Why babies like to chew on their crib, and how to stop them from doing it.
Both of my boys were biters. Given half a chance, they’d latch on like angry pitbulls to pretty much anything they could get their mouths around.
It was okay when they were tiny little guys—the occasional damp, but enthusiastic, gumming of a stray index finger was only a mild inconvenience. But once their teeth started to come through, it was on for young and old at our place.
Admittedly, I didn’t have it anywhere near as bad as my wife who was still breastfeeding at the time: her screams sent every wild animal within a two-kilometre radius fleeing into the night.

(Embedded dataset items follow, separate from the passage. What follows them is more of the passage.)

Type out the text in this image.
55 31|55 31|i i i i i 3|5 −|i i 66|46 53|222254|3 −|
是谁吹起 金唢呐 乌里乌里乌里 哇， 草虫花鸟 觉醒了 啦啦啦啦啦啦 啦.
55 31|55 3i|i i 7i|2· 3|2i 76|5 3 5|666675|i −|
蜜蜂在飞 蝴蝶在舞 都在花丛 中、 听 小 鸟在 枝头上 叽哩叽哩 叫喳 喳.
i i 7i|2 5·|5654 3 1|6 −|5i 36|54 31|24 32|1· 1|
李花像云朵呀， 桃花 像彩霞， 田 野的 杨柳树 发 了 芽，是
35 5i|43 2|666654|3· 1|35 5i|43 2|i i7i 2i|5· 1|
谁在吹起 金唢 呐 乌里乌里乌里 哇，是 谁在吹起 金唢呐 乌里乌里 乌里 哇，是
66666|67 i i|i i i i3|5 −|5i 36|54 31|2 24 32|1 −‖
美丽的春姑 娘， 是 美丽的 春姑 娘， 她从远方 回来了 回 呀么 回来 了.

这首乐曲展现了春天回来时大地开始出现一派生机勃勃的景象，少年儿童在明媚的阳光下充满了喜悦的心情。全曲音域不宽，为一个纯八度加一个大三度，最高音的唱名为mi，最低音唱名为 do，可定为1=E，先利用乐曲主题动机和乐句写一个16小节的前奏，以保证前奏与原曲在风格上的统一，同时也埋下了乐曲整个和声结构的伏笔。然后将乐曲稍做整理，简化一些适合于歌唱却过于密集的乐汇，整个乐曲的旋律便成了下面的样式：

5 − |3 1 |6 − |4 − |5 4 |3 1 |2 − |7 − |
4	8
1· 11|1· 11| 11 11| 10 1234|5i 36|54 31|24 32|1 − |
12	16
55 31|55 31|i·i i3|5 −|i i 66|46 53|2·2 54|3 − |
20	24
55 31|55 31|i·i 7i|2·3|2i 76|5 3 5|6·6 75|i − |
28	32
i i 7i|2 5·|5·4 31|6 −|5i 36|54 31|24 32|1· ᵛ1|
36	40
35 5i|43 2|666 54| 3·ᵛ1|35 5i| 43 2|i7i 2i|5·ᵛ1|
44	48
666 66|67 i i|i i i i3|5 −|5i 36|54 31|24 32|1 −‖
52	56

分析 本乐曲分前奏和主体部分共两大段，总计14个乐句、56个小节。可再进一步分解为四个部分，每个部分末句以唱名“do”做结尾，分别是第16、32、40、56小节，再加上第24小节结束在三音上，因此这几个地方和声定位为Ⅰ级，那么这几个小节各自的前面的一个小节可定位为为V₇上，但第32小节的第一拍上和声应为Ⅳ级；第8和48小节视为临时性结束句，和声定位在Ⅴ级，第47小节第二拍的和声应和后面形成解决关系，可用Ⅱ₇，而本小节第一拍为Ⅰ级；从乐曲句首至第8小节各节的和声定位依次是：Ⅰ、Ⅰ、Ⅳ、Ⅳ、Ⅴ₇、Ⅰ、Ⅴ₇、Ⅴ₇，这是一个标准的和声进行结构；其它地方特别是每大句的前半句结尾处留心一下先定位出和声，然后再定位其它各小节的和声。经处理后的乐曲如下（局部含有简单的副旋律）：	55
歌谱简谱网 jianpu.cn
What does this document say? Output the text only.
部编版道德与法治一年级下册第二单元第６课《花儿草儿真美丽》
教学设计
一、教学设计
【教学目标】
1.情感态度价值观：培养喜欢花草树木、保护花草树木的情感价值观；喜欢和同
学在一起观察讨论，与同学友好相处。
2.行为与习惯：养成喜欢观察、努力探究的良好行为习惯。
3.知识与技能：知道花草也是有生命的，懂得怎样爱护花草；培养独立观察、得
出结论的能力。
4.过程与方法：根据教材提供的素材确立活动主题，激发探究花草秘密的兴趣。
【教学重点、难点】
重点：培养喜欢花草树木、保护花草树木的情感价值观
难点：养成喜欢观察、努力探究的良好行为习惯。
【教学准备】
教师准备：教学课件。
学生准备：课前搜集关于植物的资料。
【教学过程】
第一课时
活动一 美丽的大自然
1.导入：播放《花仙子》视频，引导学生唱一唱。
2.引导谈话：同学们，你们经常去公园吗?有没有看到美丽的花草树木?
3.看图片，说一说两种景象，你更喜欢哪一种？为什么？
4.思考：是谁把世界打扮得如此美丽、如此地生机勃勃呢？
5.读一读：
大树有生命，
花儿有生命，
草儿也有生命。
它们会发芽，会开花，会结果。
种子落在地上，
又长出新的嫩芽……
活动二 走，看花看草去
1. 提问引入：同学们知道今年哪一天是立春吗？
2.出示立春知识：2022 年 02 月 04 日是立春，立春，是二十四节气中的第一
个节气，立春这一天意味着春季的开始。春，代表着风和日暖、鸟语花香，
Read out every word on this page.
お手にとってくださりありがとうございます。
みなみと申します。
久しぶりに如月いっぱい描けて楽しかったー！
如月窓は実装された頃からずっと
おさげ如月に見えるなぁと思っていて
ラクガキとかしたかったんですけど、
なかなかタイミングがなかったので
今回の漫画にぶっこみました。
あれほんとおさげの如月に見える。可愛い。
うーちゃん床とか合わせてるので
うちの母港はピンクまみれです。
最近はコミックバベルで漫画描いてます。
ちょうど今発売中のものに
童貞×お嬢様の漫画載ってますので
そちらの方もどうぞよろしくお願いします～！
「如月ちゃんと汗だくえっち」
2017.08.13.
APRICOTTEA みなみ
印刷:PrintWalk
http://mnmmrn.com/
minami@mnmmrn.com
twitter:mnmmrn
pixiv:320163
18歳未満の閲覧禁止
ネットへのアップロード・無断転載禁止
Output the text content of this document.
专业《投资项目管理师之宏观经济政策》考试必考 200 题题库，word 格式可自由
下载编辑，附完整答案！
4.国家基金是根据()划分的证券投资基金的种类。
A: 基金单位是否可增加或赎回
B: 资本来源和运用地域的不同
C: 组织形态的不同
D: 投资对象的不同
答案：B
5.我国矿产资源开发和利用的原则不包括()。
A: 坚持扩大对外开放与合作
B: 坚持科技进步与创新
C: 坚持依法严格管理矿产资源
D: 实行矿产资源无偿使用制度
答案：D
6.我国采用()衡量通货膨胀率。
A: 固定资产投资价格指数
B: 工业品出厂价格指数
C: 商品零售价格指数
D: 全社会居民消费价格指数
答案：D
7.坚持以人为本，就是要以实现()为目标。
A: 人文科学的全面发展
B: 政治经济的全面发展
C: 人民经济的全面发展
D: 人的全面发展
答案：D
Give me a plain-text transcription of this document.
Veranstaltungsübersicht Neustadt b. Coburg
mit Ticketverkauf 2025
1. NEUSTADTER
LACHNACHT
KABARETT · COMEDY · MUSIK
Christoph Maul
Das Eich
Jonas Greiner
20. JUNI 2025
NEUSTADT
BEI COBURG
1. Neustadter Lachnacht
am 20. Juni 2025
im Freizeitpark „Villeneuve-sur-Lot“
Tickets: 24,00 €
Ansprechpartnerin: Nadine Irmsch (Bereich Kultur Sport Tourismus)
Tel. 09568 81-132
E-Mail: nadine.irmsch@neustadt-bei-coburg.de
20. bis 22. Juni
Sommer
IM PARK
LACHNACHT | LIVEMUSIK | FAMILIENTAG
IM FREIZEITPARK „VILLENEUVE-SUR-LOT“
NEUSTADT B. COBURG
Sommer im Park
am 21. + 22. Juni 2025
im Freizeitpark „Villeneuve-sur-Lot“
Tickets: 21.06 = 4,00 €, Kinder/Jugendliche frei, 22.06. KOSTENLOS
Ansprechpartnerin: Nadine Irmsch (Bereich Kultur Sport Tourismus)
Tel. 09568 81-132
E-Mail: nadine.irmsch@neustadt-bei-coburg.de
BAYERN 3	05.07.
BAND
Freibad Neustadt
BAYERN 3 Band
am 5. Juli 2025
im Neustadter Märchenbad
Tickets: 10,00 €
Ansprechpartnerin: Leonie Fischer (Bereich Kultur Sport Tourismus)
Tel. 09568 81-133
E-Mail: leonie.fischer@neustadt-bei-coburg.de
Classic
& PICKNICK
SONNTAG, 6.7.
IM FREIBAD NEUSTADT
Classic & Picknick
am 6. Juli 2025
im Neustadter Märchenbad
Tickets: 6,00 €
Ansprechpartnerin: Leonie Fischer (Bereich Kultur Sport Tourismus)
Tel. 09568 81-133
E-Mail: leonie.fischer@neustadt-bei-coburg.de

But what I did end up with—aside from a few sore fingers—was a really (like, really) expensive cot that looks like it’s been used to take tourists swimming with Great White sharks off the coast of South Australia. (We’ll come back to that analogy in a moment.)
Like lots of parents, we were hoping we’d recoup some of the small fortune we spent on good baby gear by re-selling it later.
But a ‘for sale’ notice on Gumtree that reads:
“One expensive wooden cot, RRP around $400. Clean mattress included. In near-perfect shape (except it’s been chewed on by two children and now looks like it’s been used to train the new guy at the Men’s Shed on how to use a tomahawk). $40 or best offer. Pick up only.”
… is not really an enticing advertisement.
Okay … but why are they chewing on the furniture?
Sigmund Freud had a theory about this. He called it the “Oral Stage” of psychosexual development.
His idea is that the greatest source of pleasure for infants is their mouths. Which sounds entirely reasonable—food goes in, they feel good. They chew on things when they’re teething and it feels good.
Even as they get older, some kids still feel the urge to gnaw like angsty beavers on everything.
And while kids learn pretty quickly that dad’s car keys taste like pocket lint and are too pointy to eat, other stuff, like the edge of the cot, provides light entertainment and relief from teething pain.
Later, gnawing on things can become a bit of a ‘security blanket’—it felt good before, so I’ll do it again – and the cycle continues, long after the teething is done.
So how do I stop them from destroying everything?
There are three ways to stop your infant from behaving like a grossly-large termite masticating their surroundings.
I can’t promise they will work 100% of the time, but by the time my second little guy turned up and started machine-gumming the furniture, we were prepared.
Firstly, protect your belongings
For the crib (and other woodwork they regularly come into contact with and seem compelled to chew on),
They clamp over the edges of cots and coffee tables, giving junior something to mindlessly gnash their teeth on without reducing your expensive furniture to splinters.
Just make sure that the protectors you use are OK to be gnawed on.
Secondly, give them something better to chew on
Teething rings come in all manner of shapes and sizes — what worked best for my guys were the ones that we could bung in the freezer so they’re nice and cold.
The cold helps to deal with the teething aspect and they gradually become more pliable as the frozen parts melt, so their little jaws get a satisfying workout along the way.
Lastly, get stuck in there
You can always try what our parents (and grandparents) did back in the day: help the munchkins alleviate discomfort by massaging their gums with your finger.
Yes, you’ll get a few good-sized nibbles on your digits, but I found it to be quite an interesting way of bonding with my boys when they were very little.
I know my kids love me — I’ve got the scars to prove it.